Сейчас я заставлял себя вспоминать близких людей и держал руку на левой стороне груди. Я ждал, что сердце забьется быстрее, но… Все обратилось в фарс.
Перед глазами бежали кадры черно-белой хроники, на которую воображение наложило треск киноаппарата и дурацкую музыку, что всегда сопровождала немые фильмы. Самые трогательные моменты обратились в похождения Чарли Чаплина.
Я заставил себя почувствовать грусть, заставил скорбеть о себе, нелепом, вступившем в неравную битву с равнодушием за сутки до смерти. Или не за сутки? В любом случае, моя жизнь теперь ни сентимо не стоит.
Кадры мелькали быстрее, сливаясь в сплошную серую полосу, громче стрекотал аппарат, и музыка, будто бы выстукиваемая крошечными молоточками по серебряным пластинам…
Вдруг я понял, что вижу перед собой кусок серой бетонной стены, а вовсе не экран со взбесившимся фильмом. На стене дрожит пятно света, источник которого у меня за спиной. Но удивиться этому я не успел, потому что тут послышался резкий голос:
— Ты прыгал?
Испуг — это не чувство, это естественная реакция нервной системы на раздражитель. Поэтому — да, я подпрыгнул, насколько то было возможно из положения лежа на боку. Подпрыгнул и сел, уставившись на стоящего за решеткой мальчишку лет четырнадцати-пятнадцати.
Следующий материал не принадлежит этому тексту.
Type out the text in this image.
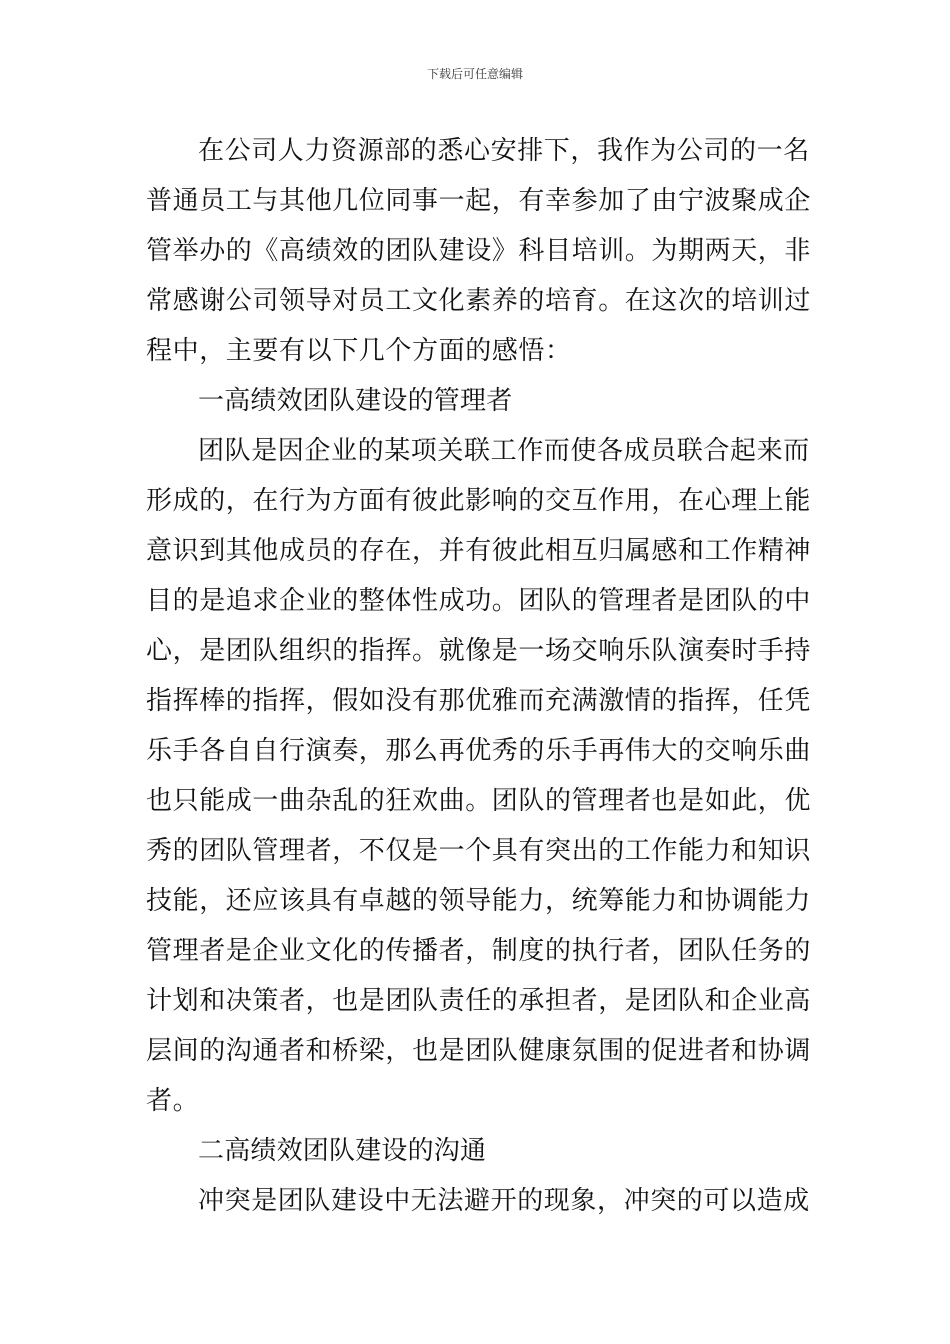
下载后可任意编辑
在公司人力资源部的悉心安排下，我作为公司的一名
普通员工与其他几位同事一起，有幸参加了由宁波聚成企
管举办的《高绩效的团队建设》科目培训。为期两天，非
常感谢公司领导对员工文化素养的培育。在这次的培训过
程中，主要有以下几个方面的感悟：
一高绩效团队建设的管理者
团队是因企业的某项关联工作而使各成员联合起来而
形成的，在行为方面有彼此影响的交互作用，在心理上能
意识到其他成员的存在，并有彼此相互归属感和工作精神
目的是追求企业的整体性成功。团队的管理者是团队的中
心，是团队组织的指挥。就像是一场交响乐队演奏时手持
指挥棒的指挥，假如没有那优雅而充满激情的指挥，任凭
乐手各自自行演奏，那么再优秀的乐手再伟大的交响乐曲
也只能成一曲杂乱的狂欢曲。团队的管理者也是如此，优
秀的团队管理者，不仅是一个具有突出的工作能力和知识
技能，还应该具有卓越的领导能力，统筹能力和协调能力
管理者是企业文化的传播者，制度的执行者，团队任务的
计划和决策者，也是团队责任的承担者，是团队和企业高
层间的沟通者和桥梁，也是团队健康氛围的促进者和协调
者。
二高绩效团队建设的沟通
冲突是团队建设中无法避开的现象，冲突的可以造成
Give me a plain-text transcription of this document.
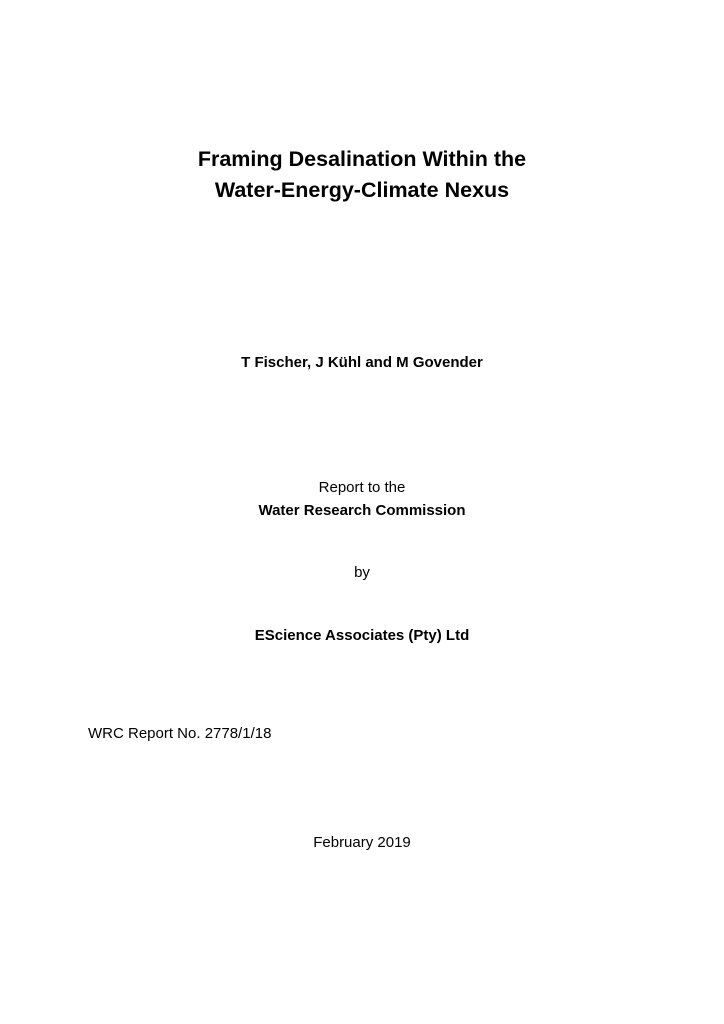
Framing Desalination Within the
Water-Energy-Climate Nexus
T Fischer, J Kühl and M Govender
Report to the
Water Research Commission
by
EScience Associates (Pty) Ltd
WRC Report No. 2778/1/18
February 2019
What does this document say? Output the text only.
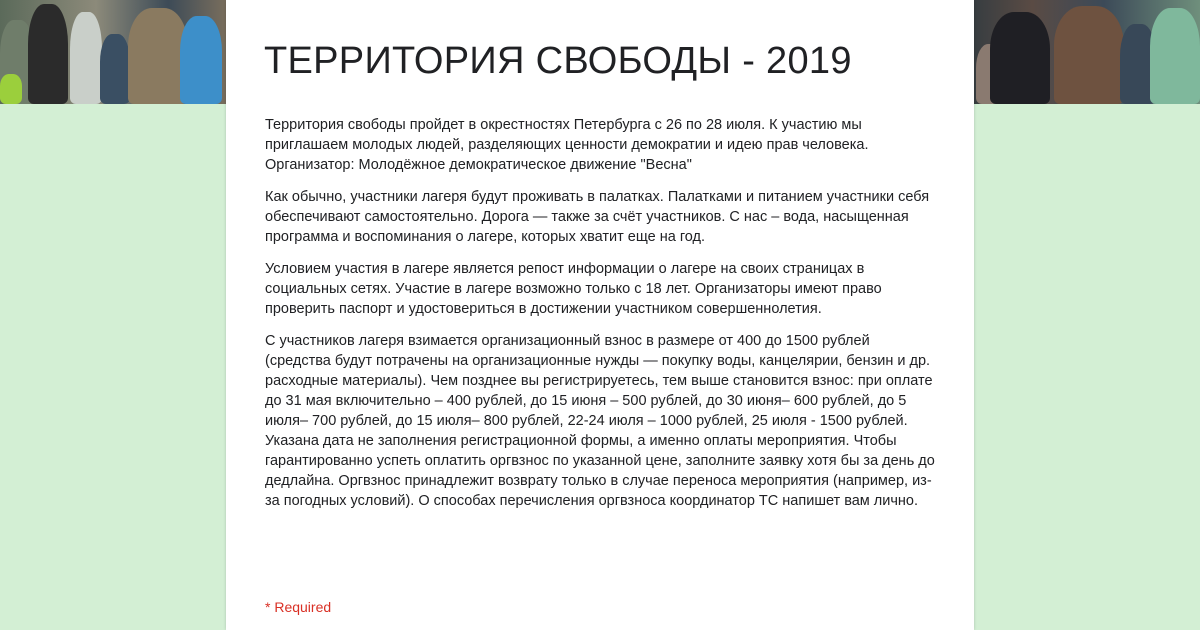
ТЕРРИТОРИЯ СВОБОДЫ - 2019

Территория свободы пройдет в окрестностях Петербурга с 26 по 28 июля. К участию мы приглашаем молодых людей, разделяющих ценности демократии и идею прав человека. Организатор: Молодёжное демократическое движение "Весна"

Как обычно, участники лагеря будут проживать в палатках. Палатками и питанием участники себя обеспечивают самостоятельно. Дорога — также за счёт участников. С нас – вода, насыщенная программа и воспоминания о лагере, которых хватит еще на год.

Условием участия в лагере является репост информации о лагере на своих страницах в социальных сетях. Участие в лагере возможно только с 18 лет. Организаторы имеют право проверить паспорт и удостовериться в достижении участником совершеннолетия.

С участников лагеря взимается организационный взнос в размере от 400 до 1500 рублей (средства будут потрачены на организационные нужды — покупку воды, канцелярии, бензин и др. расходные материалы). Чем позднее вы регистрируетесь, тем выше становится взнос: при оплате до 31 мая включительно – 400 рублей, до 15 июня – 500 рублей, до 30 июня– 600 рублей, до 5 июля– 700 рублей, до 15 июля– 800 рублей, 22-24 июля – 1000 рублей, 25 июля - 1500 рублей. Указана дата не заполнения регистрационной формы, а именно оплаты мероприятия. Чтобы гарантированно успеть оплатить оргвзнос по указанной цене, заполните заявку хотя бы за день до дедлайна. Оргвзнос принадлежит возврату только в случае переноса мероприятия (например, из-за погодных условий). О способах перечисления оргвзноса координатор ТС напишет вам лично.

* Required
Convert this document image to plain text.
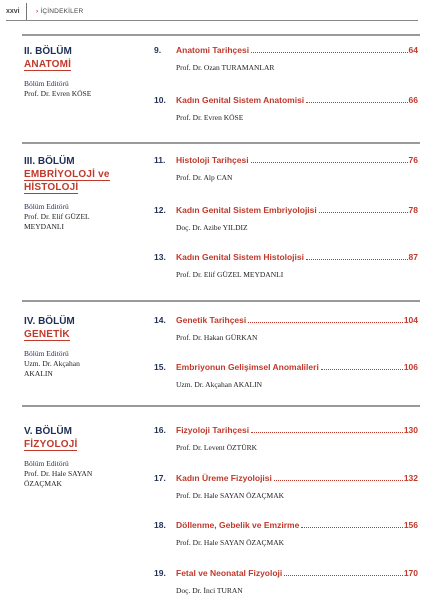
xxvi	› İÇİNDEKİLER
II. BÖLÜM
ANATOMİ
Bölüm Editörü
Prof. Dr. Evren KÖSE
III. BÖLÜM
EMBRİYOLOJİ ve
HİSTOLOJİ
Bölüm Editörü
Prof. Dr. Elif GÜZEL
MEYDANLI
IV. BÖLÜM
GENETİK
Bölüm Editörü
Uzm. Dr. Akçahan
AKALIN
V. BÖLÜM
FİZYOLOJİ
Bölüm Editörü
Prof. Dr. Hale SAYAN
ÖZAÇMAK
9.	Anatomi Tarihçesi	64
Prof. Dr. Ozan TURAMANLAR
10.	Kadın Genital Sistem Anatomisi	66
Prof. Dr. Evren KÖSE
11.	Histoloji Tarihçesi	76
Prof. Dr. Alp CAN
12.	Kadın Genital Sistem Embriyolojisi	78
Doç. Dr. Azibe YILDIZ
13.	Kadın Genital Sistem Histolojisi	87
Prof. Dr. Elif GÜZEL MEYDANLI
14.	Genetik Tarihçesi	104
Prof. Dr. Hakan GÜRKAN
15.	Embriyonun Gelişimsel Anomalileri	106
Uzm. Dr. Akçahan AKALIN
16.	Fizyoloji Tarihçesi	130
Prof. Dr. Levent ÖZTÜRK
17.	Kadın Üreme Fizyolojisi	132
Prof. Dr. Hale SAYAN ÖZAÇMAK
18.	Döllenme, Gebelik ve Emzirme	156
Prof. Dr. Hale SAYAN ÖZAÇMAK
19.	Fetal ve Neonatal Fizyoloji	170
Doç. Dr. İnci TURAN
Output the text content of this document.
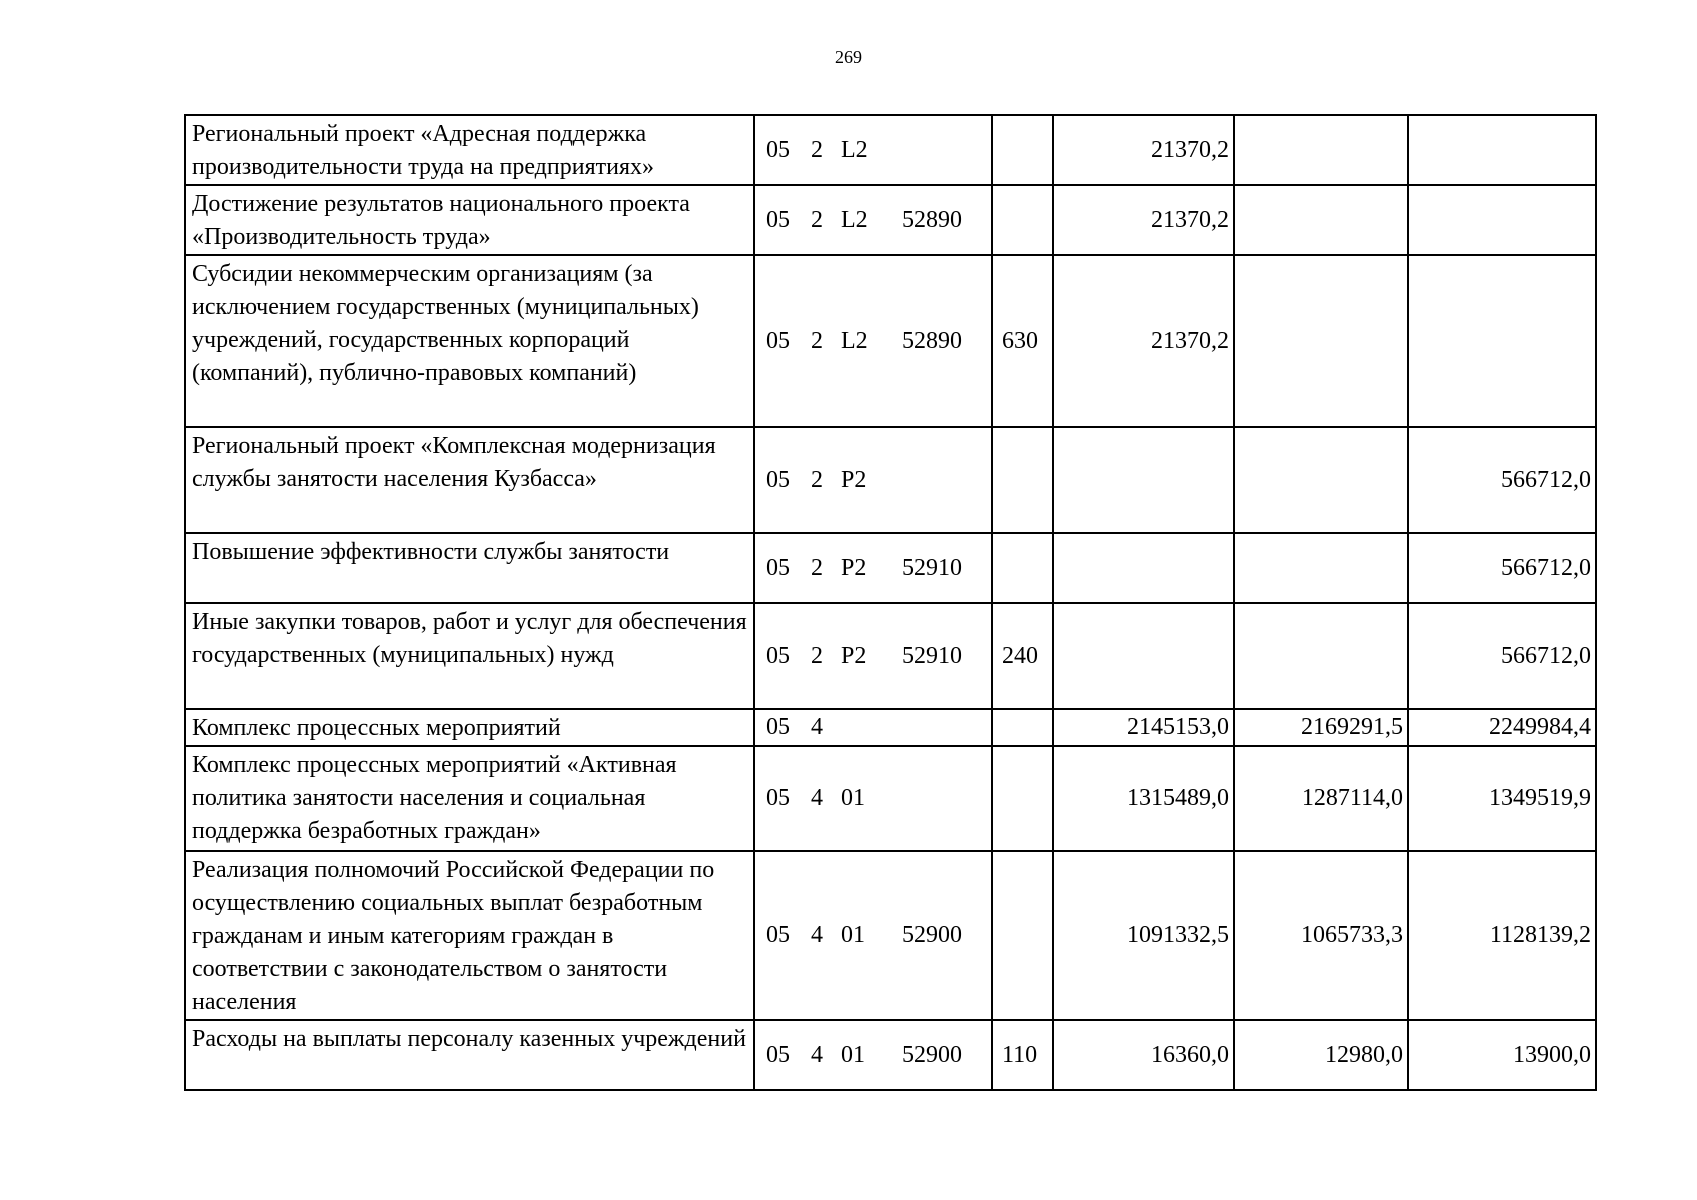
269
Региональный проект «Адресная поддержка производительности труда на предприятиях»	05 2 L2		21370,2		
Достижение результатов национального проекта «Производительность труда»	05 2 L2 52890		21370,2		
Субсидии некоммерческим организациям (за исключением государственных (муниципальных) учреждений, государственных корпораций (компаний), публично-правовых компаний)	05 2 L2 52890	630	21370,2		
Региональный проект «Комплексная модернизация службы занятости населения Кузбасса»	05 2 P2				566712,0
Повышение эффективности службы занятости	05 2 P2 52910				566712,0
Иные закупки товаров, работ и услуг для обеспечения государственных (муниципальных) нужд	05 2 P2 52910	240			566712,0
Комплекс процессных мероприятий	05 4		2145153,0	2169291,5	2249984,4
Комплекс процессных мероприятий «Активная политика занятости населения и социальная поддержка безработных граждан»	05 4 01		1315489,0	1287114,0	1349519,9
Реализация полномочий Российской Федерации по осуществлению социальных выплат безработным гражданам и иным категориям граждан в соответствии с законодательством о занятости населения	05 4 01 52900		1091332,5	1065733,3	1128139,2
Расходы на выплаты персоналу казенных учреждений	05 4 01 52900	110	16360,0	12980,0	13900,0
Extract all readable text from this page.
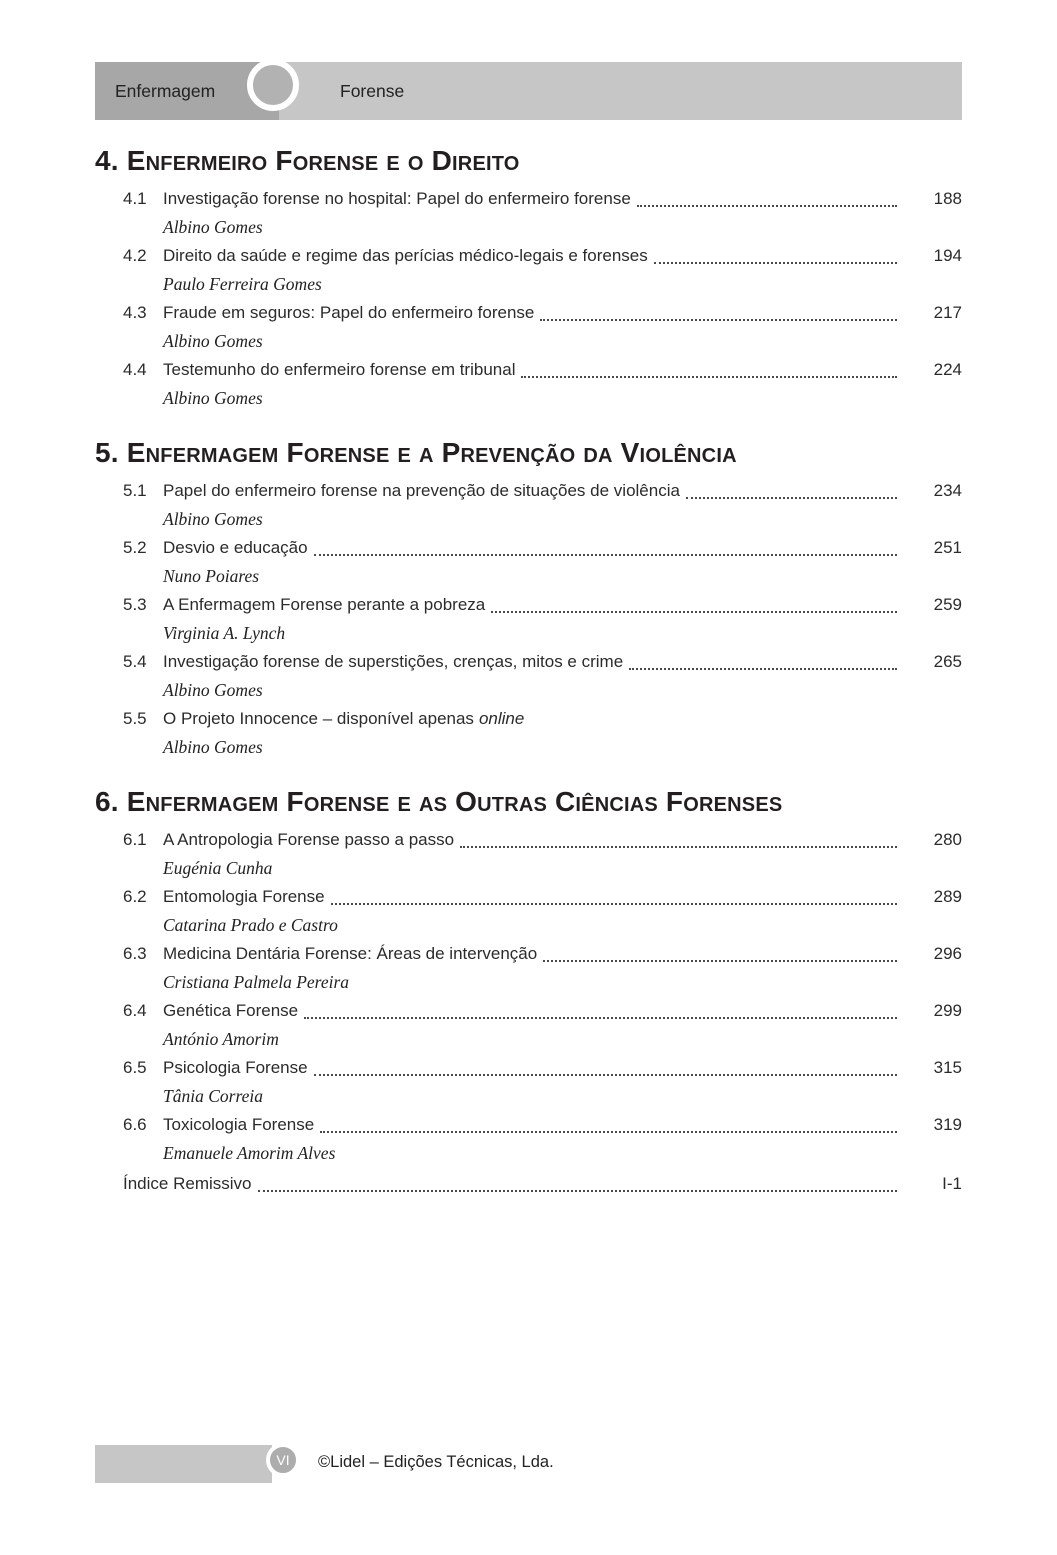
Enfermagem	Forense
4. Enfermeiro Forense e o Direito
4.1 Investigação forense no hospital: Papel do enfermeiro forense	188
Albino Gomes
4.2 Direito da saúde e regime das perícias médico-legais e forenses	194
Paulo Ferreira Gomes
4.3 Fraude em seguros: Papel do enfermeiro forense	217
Albino Gomes
4.4 Testemunho do enfermeiro forense em tribunal	224
Albino Gomes
5. Enfermagem Forense e a Prevenção da Violência
5.1 Papel do enfermeiro forense na prevenção de situações de violência	234
Albino Gomes
5.2 Desvio e educação	251
Nuno Poiares
5.3 A Enfermagem Forense perante a pobreza	259
Virginia A. Lynch
5.4 Investigação forense de superstições, crenças, mitos e crime	265
Albino Gomes
5.5 O Projeto Innocence – disponível apenas online
Albino Gomes
6. Enfermagem Forense e as Outras Ciências Forenses
6.1 A Antropologia Forense passo a passo	280
Eugénia Cunha
6.2 Entomologia Forense	289
Catarina Prado e Castro
6.3 Medicina Dentária Forense: Áreas de intervenção	296
Cristiana Palmela Pereira
6.4 Genética Forense	299
António Amorim
6.5 Psicologia Forense	315
Tânia Correia
6.6 Toxicologia Forense	319
Emanuele Amorim Alves
Índice Remissivo	I-1
VI ©Lidel – Edições Técnicas, Lda.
Он смотрел на меня, сдвинув брови, и ждал ответа. Лицо его таяло в темноте, но я разглядел испанские черты и черные всклокоченные волосы. От подбородка и ниже он освещался прекрасно, и я увидел футболку с надписью «Grateful dead», шорты с раздувшимися карманами (из одного торчит рогатка, из другого — ножницы) и сандалии на бледных худых ногах.
Ему удалось то, чего не смог достичь никто. Ни Рикардо с его дурацкими шуточками, ни дон Альтомирано с пафосными речами, ни Кармен со жгучим и прекрасным танцем. Он заставил меня потерять дар речи. И виной тому было нечто, не имеющее названия ни в одном из языков, живых или мертвых.
Должно быть, началось все со старинной выкрашенной в красный цвет настольной лампы. Потом на ее основании очутился горшок с землей, из которой стремился навстречу шестидесятиваттному солнышку крохотный росток.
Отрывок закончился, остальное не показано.